Конная армия тремя колоннами повалила в прорыв…
Шел пятый час дня 7 июня. Генерал, командующий польским фронтом на Украине, сидел у стола в тяжелом кожаном кресле и, нервно переставляя пепельницу с места на место, говорил начальнику штаба:
— Но это же исторический скандал, полковник. Где это видано, чтобы штаб двое суток находился без связи с войсками! Я совершенно дезориентирован. Что происходит на фронте? Где противник? Где наши войска? — Генерал с видом крайнего недоумения развел руками и откинулся в кресле. — А донесения? — продолжал он, помолчав. — Они противоречат одно другому: один доносит о том, что наши войска перешли в наступление; другой — о прорыве Буденным фронта под Сквирой; третий… третей вообще ничего не доносит. Кому верить, полковник?
— Связь сегодня будет восстановлена, — сказал начальник штаба уверенно. — Согласно вашему приказу я выслал бригаду Савицкого. Она выловит партизан и восстановит связь.
Они помолчали.
— Послушайте, — вдруг сказал генерал с озабоченным видом, — а что, если Буденный действительно прорвал фронт под Сквирой! — Он поднялся и подошел к карте. — Да-а… — Генерал прикинул на глаз расстояние. — До Сквиры отсюда около ста километров.

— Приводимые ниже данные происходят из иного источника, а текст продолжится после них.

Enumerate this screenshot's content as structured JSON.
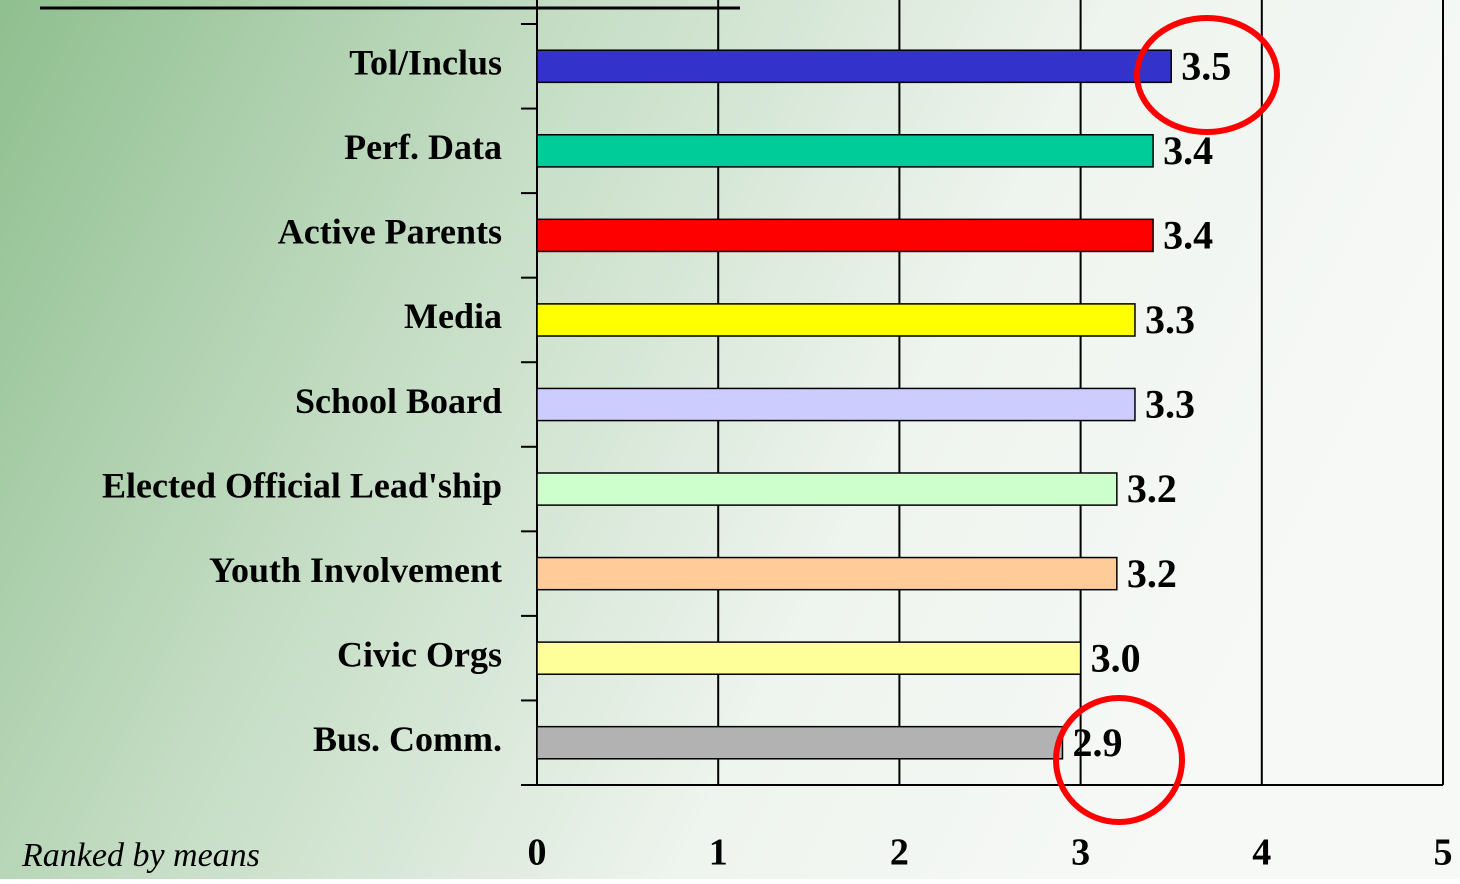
{
  "chart_data": {
    "type": "barh",
    "categories": [
      "Tol/Inclus",
      "Perf. Data",
      "Active Parents",
      "Media",
      "School Board",
      "Elected Official Lead'ship",
      "Youth Involvement",
      "Civic Orgs",
      "Bus. Comm."
    ],
    "values": [
      3.5,
      3.4,
      3.4,
      3.3,
      3.3,
      3.2,
      3.2,
      3.0,
      2.9
    ],
    "value_labels": [
      "3.5",
      "3.4",
      "3.4",
      "3.3",
      "3.3",
      "3.2",
      "3.2",
      "3.0",
      "2.9"
    ],
    "colors": [
      "#3333cc",
      "#00cc99",
      "#ff0000",
      "#ffff00",
      "#ccccff",
      "#ccffcc",
      "#ffcc99",
      "#ffff99",
      "#b2b2b2"
    ],
    "xlim": [
      0,
      5
    ],
    "xticks": [
      0,
      1,
      2,
      3,
      4,
      5
    ],
    "grid": true,
    "annotation": "Ranked by means"
  }
}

Интересно знать, где он может находиться в настоящее время? — проговорил он в раздумье.
Ответ донесся извне. В окнах сильно дрогнули стекла. Далекий гул прокатился за городом. На столе настойчиво загудел телефон.
Генерал взял трубку.
— Да, да, да, командующий… Что? Как они попали сюда? В двух километрах от города?.. Ближе?.. Гм… Вы слушаете меня? Немедленно двинуть к восточной окраине два маршевых батальона… Что? Да, я выезжаю.
Генерал взял со стола портфель с документами и в сопровождении полковника вышел из комнаты.
Но едва они успели спуститься по лестнице к стоявшему у подъезда автомобилю, как по улице послышался быстрый конский топот. К штабу фронта скакал улан без фуражки.
— Большевики! Большевики! — кричал он отчаянным голосом.
Где? — спросил генерал, когда улан с ходу остановился подле машины.
— Разрешите доложить, пане генерал…
— Короче! Где большевики?
— Да вот они, пане генерал! — показал улан в глубину улицы.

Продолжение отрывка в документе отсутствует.